We draw on evidence from two organizational ethnographies. The first examines a New England nonprofit designed to facilitate elite educational access for racially and economically marginalized students. The second centers on a public high school in the U.S. South navigating rapid immigration-related demographic change. Across sites, we conducted sustained participant observation and in-depth interviews with key organizational stakeholders (N = 104 and N = 120, respectively).
Across these contexts, we identify three recurring forms of narrative gaps. Power-structured gaps arise when less powerful actors cannot safely articulate differential experiences, leading students to manage moments of invalidation through silence and self-doubt. Loyalty-shaped gaps emerge when emotionally invested actors suppress critique, performing gratitude publicly while privately expressing resentment or ambivalence. Reputation-managed gaps occur when leadership curates organizational stories to preserve legitimacy, softening or obscuring conflict, exclusion, or harm.
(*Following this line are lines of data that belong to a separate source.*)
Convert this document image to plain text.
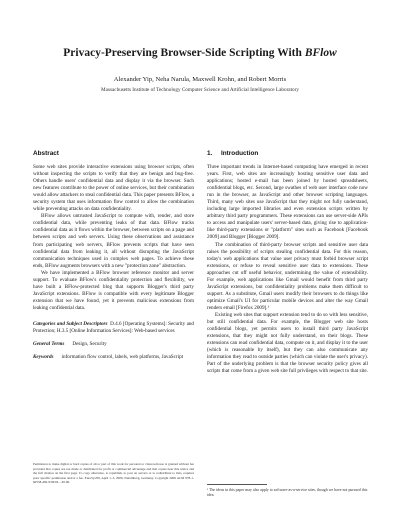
Privacy-Preserving Browser-Side Scripting With BFlow
Alexander Yip, Neha Narula, Maxwell Krohn, and Robert Morris
Massachusetts Institute of Technology Computer Science and Artificial Intelligence Laboratory
Abstract

Some web sites provide interactive extensions using browser scripts, often without inspecting the scripts to verify that they are benign and bug-free. Others handle users' confidential data and display it via the browser. Such new features contribute to the power of online services, but their combination would allow attackers to steal confidential data. This paper presents BFlow, a security system that uses information flow control to allow the combination while preventing attacks on data confidentiality.

BFlow allows untrusted JavaScript to compute with, render, and store confidential data, while preventing leaks of that data. BFlow tracks confidential data as it flows within the browser, between scripts on a page and between scripts and web servers. Using these observations and assistance from participating web servers, BFlow prevents scripts that have seen confidential data from leaking it, all without disrupting the JavaScript communication techniques used in complex web pages. To achieve these ends, BFlow augments browsers with a new "protection zone" abstraction.

We have implemented a BFlow browser reference monitor and server support. To evaluate BFlow's confidentiality protection and flexibility, we have built a BFlow-protected blog that supports Blogger's third party JavaScript extensions. BFlow is compatible with every legitimate Blogger extension that we have found, yet it prevents malicious extensions from leaking confidential data.

Categories and Subject Descriptors D.4.6 [Operating Systems]: Security and Protection; H.3.5 [Online Information Services]: Web-based services
General Terms Design, Security
Keywords information flow control, labels, web platforms, JavaScript
Permission to make digital or hard copies of all or part of this work for personal or classroom use is granted without fee provided that copies are not made or distributed for profit or commercial advantage and that copies bear this notice and the full citation on the first page. To copy otherwise, to republish, to post on servers or to redistribute to lists, requires prior specific permission and/or a fee. EuroSys'09, April 1–3, 2009, Nuremberg, Germany. Copyright 2009 ACM 978-1-60558-482-9/09/04 ...$5.00.
1. Introduction

Three important trends in Internet-based computing have emerged in recent years. First, web sites are increasingly hosting sensitive user data and applications; hosted e-mail has been joined by hosted spreadsheets, confidential blogs, etc. Second, large swathes of web user interface code now run in the browser, as JavaScript and other browser scripting languages. Third, many web sites use JavaScript that they might not fully understand, including large imported libraries and even extension scripts written by arbitrary third party programmers. These extensions can use server-side APIs to access and manipulate users' server-based data, giving rise to application-like third-party extensions or "platform" sites such as Facebook [Facebook 2009] and Blogger [Blogger 2009].

The combination of third-party browser scripts and sensitive user data raises the possibility of scripts stealing confidential data. For this reason, today's web applications that value user privacy must forbid browser script extensions, or refuse to reveal sensitive user data to extensions. These approaches cut off useful behavior, undermining the value of extensibility. For example, web applications like Gmail would benefit from third party JavaScript extensions, but confidentiality problems make them difficult to support. As a substitute, Gmail users modify their browsers to do things like optimize Gmail's UI for particular mobile devices and alter the way Gmail renders email [Firefox 2009].¹

Existing web sites that support extension tend to do so with less sensitive, but still confidential data. For example, the Blogger web site hosts confidential blogs, yet permits users to install third party JavaScript extensions, that they might not fully understand, on their blogs. These extensions can read confidential data, compute on it, and display it to the user (which is reasonable by itself), but they can also communicate any information they read to outside parties (which can violate the user's privacy). Part of the underlying problem is that the browser security policy gives all scripts that come from a given web site full privileges with respect to that site.

¹ The ideas in this paper may also apply to software-as-a-service sites, though we have not pursued this idea.
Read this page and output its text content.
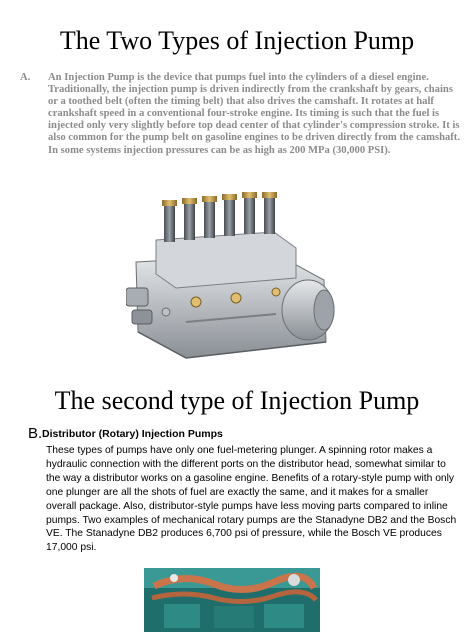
The Two Types of Injection Pump
A. An Injection Pump is the device that pumps fuel into the cylinders of a diesel engine. Traditionally, the injection pump is driven indirectly from the crankshaft by gears, chains or a toothed belt (often the timing belt) that also drives the camshaft. It rotates at half crankshaft speed in a conventional four-stroke engine. Its timing is such that the fuel is injected only very slightly before top dead center of that cylinder's compression stroke. It is also common for the pump belt on gasoline engines to be driven directly from the camshaft. In some systems injection pressures can be as high as 200 MPa (30,000 PSI).
The second type of Injection Pump
B. Distributor (Rotary) Injection Pumps
These types of pumps have only one fuel-metering plunger. A spinning rotor makes a hydraulic connection with the different ports on the distributor head, somewhat similar to the way a distributor works on a gasoline engine. Benefits of a rotary-style pump with only one plunger are all the shots of fuel are exactly the same, and it makes for a smaller overall package. Also, distributor-style pumps have less moving parts compared to inline pumps. Two examples of mechanical rotary pumps are the Stanadyne DB2 and the Bosch VE. The Stanadyne DB2 produces 6,700 psi of pressure, while the Bosch VE produces 17,000 psi.
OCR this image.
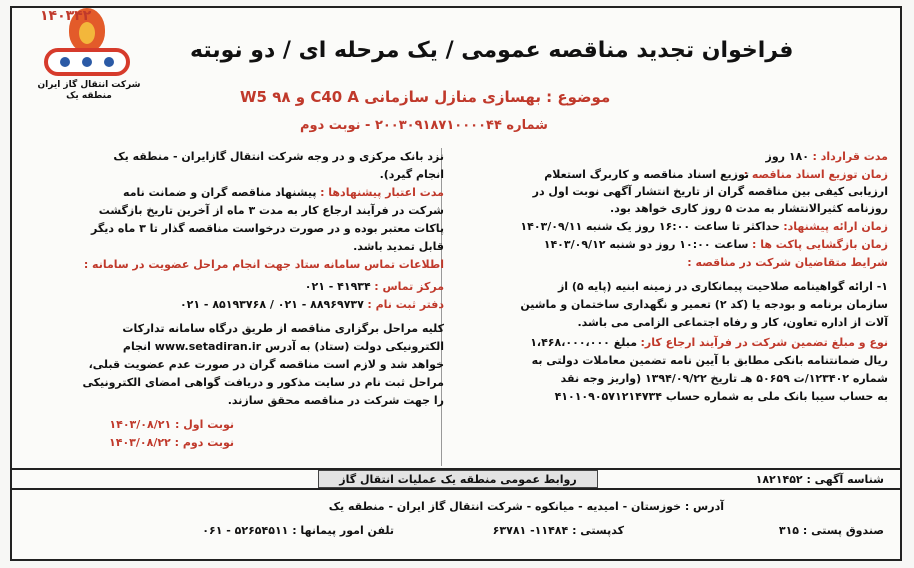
شرکت انتقال گاز ایران
منطقه یک
۱۴۰۳۴۲
فراخوان تجدید مناقصه عمومی / یک مرحله ای / دو نوبته
موضوع : بهسازی منازل سازمانی C40 A و ۹۸ W5
شماره ۲۰۰۳۰۹۱۸۷۱۰۰۰۰۴۴ - نوبت دوم
مدت قرارداد : ۱۸۰ روز
زمان توزیع اسناد مناقصه :
توزیع اسناد مناقصه و کاربرگ استعلام
ارزیابی کیفی بین مناقصه گران از تاریخ انتشار آگهی نوبت اول در
روزنامه کثیرالانتشار به مدت ۵ روز کاری خواهد بود.
زمان ارائه پیشنهاد: حداکثر تا ساعت ۱۶:۰۰ روز یک شنبه ۱۴۰۳/۰۹/۱۱
زمان بازگشایی پاکت ها : ساعت ۱۰:۰۰ روز دو شنبه ۱۴۰۳/۰۹/۱۲
شرایط متقاضیان شرکت در مناقصه :
۱- ارائه گواهینامه صلاحیت پیمانکاری در زمینه ابنیه (پایه ۵) از
سازمان برنامه و بودجه یا (کد ۲) تعمیر و نگهداری ساختمان و ماشین
آلات از اداره تعاون، کار و رفاه اجتماعی الزامی می باشد.
نوع و مبلغ تضمین شرکت در فرآیند ارجاع کار: مبلغ ۱،۴۶۸،۰۰۰،۰۰۰
ریال ضمانتنامه بانکی مطابق با آیین نامه تضمین معاملات دولتی به
شماره ۱۲۳۴۰۲/ت ۵۰۶۵۹ هـ تاریخ ۱۳۹۴/۰۹/۲۲ (واریز وجه نقد
به حساب سیبا بانک ملی به شماره حساب ۴۱۰۱۰۹۰۵۷۱۲۱۴۷۳۴
نزد بانک مرکزی و در وجه شرکت انتقال گازایران - منطقه یک
انجام گیرد).
مدت اعتبار پیشنهادها : پیشنهاد مناقصه گران و ضمانت نامه
شرکت در فرآیند ارجاع کار به مدت ۳ ماه از آخرین تاریخ بازگشت
پاکات معتبر بوده و در صورت درخواست مناقصه گذار تا ۳ ماه دیگر
قابل تمدید باشد.
اطلاعات تماس سامانه ستاد جهت انجام مراحل عضویت در سامانه :
مرکز تماس : ۴۱۹۳۴ - ۰۲۱
دفتر ثبت نام : ۸۸۹۶۹۷۳۷ - ۰۲۱ / ۸۵۱۹۳۷۶۸ - ۰۲۱
کلیه مراحل برگزاری مناقصه از طریق درگاه سامانه تدارکات
الکترونیکی دولت (ستاد) به آدرس www.setadiran.ir انجام
خواهد شد و لازم است مناقصه گران در صورت عدم عضویت قبلی،
مراحل ثبت نام در سایت مذکور و دریافت گواهی امضای الکترونیکی
را جهت شرکت در مناقصه محقق سازند.
نوبت اول : ۱۴۰۳/۰۸/۲۱
نوبت دوم : ۱۴۰۳/۰۸/۲۲
شناسه آگهی : ۱۸۲۱۴۵۲
روابط عمومی منطقه یک عملیات انتقال گاز
آدرس : خوزستان - امیدیه - میانکوه - شرکت انتقال گاز ایران - منطقه یک
صندوق پستی : ۳۱۵
کدپستی : ۱۱۴۸۴- ۶۳۷۸۱
تلفن امور پیمانها : ۵۲۶۵۴۵۱۱ - ۰۶۱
We argue that qualitative inquiry is uniquely positioned to surface these gaps because it triangulates observation, interview, and sustained immersion, allowing researchers to hold multiple vantage points simultaneously. We conclude by outlining a framework for equitable research engagement with mission-driven organizations, demonstrating that naming narrative gaps can advance accountability without foreclosing partnership. For organizations committed to equity, the capacity for clear self-recognition is not peripheral to their mission but foundational to it.